Tell us a little bit about you.
I was born in Kansas City, MO and grew up in Raytown, MO. The elementary school I attended was a two-room brick structure built in the 1920s. The first and second grade students shared one room and the third, fourth, and fifth grade occupied the other room. I attended Raytown High School and Southwest Missouri State College (now Missouri State University) where I earned a BS in elementary education in 1966. Our family of four included my mother, my father, my older brother and me. I taught for twenty-two years. I have been published in Missouri Life, Turtle, Humpty Dumpty, and Instructor Magazine. I was an actress in numerous community and church theater productions. I have six children and seven grandchildren.
What is your interest in storytelling? How did it begin?
I grew up with my mother reading me and my brother stories in the “story hour chair.” She would read the classics to us. Grimm and Anderson fairy tales were my favorite books to read. Every Saturday morning, I would listen to the radio show, “Let’s Pretend,” which dramatized fairy tales. As a teacher, Iwould read and dramatize stories to my class using different voices as a means of instilling a love of reading.
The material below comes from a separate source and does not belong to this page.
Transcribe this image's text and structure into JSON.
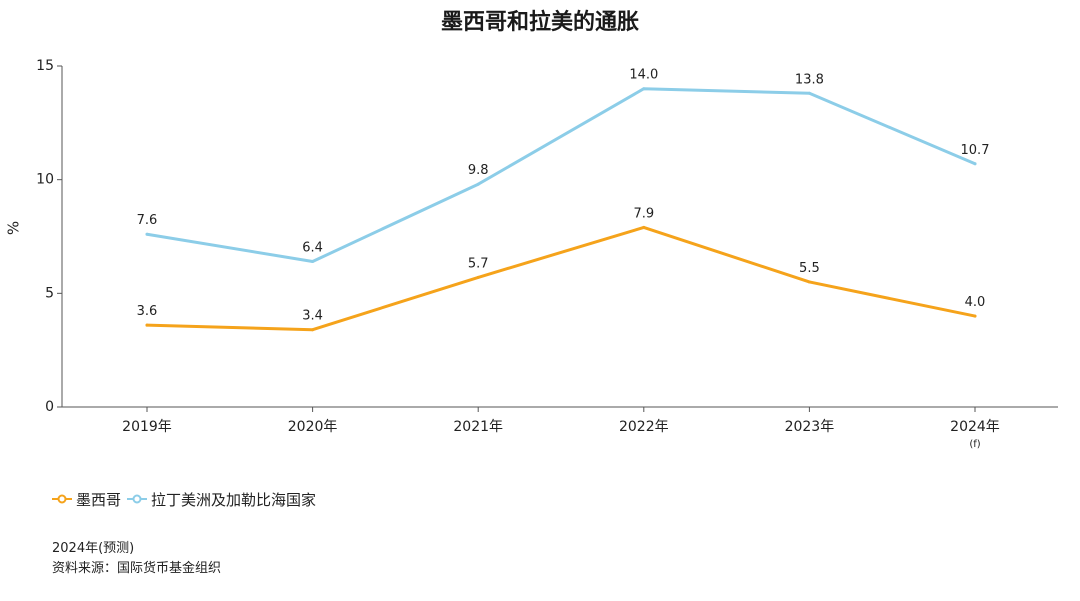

What tellers have been influential in your life?
Papa and Jackie Wright, Bobby and Sherry Norfolk, Lynn Rubright, Sharon Thompson, Donna Washington, Linda Gorham, Mary Jo Huff, Annette Harrison
What is a favorite story?
I have many favorite stories, such as “The Ghost on Saturday Night” by Sid Fleischman; My favorite movie is the A&E’s 1995 version of “Pride and Prejudice”; I have many favorite songs, such as “It’s a Grand Night for Singing” from the musical “State Fair”
My favorite vacation was a trip to California to visit my Uncle Bud and Aunt Versa. My grandmother, Minnie Pearl Dillard Swope Ream, whom we affectionately called “Ma,” was afraid of flying, so we all crowded into our air-conditioned Dodge Rambler station wagon. My brother and I sat in the back with Ma. All the way to California, Ma talked about the buff wrestlers she watched on late-night television. To her delight, Uncle Bud had purchased tickets to see a wrestling match. At the arena, my straight- laced, demure grandmother jumped out of her seat as Wild Red Berry, her favorite wrestler, entered the ring and tossed Wild Red candy to the crowd. Ma yelled, “Kill him, Wild Red! Kill him!” I was so -o-o embarrassed, shocked, and a little bit amused.
Why I became a member of MO-TELL:
MO-TELL is a statewide organization that promotes storytelling. To improve I believe that MO-TELL should strive to reach the younger generation through classic fairy tales, folktales, and fables that everyone should know.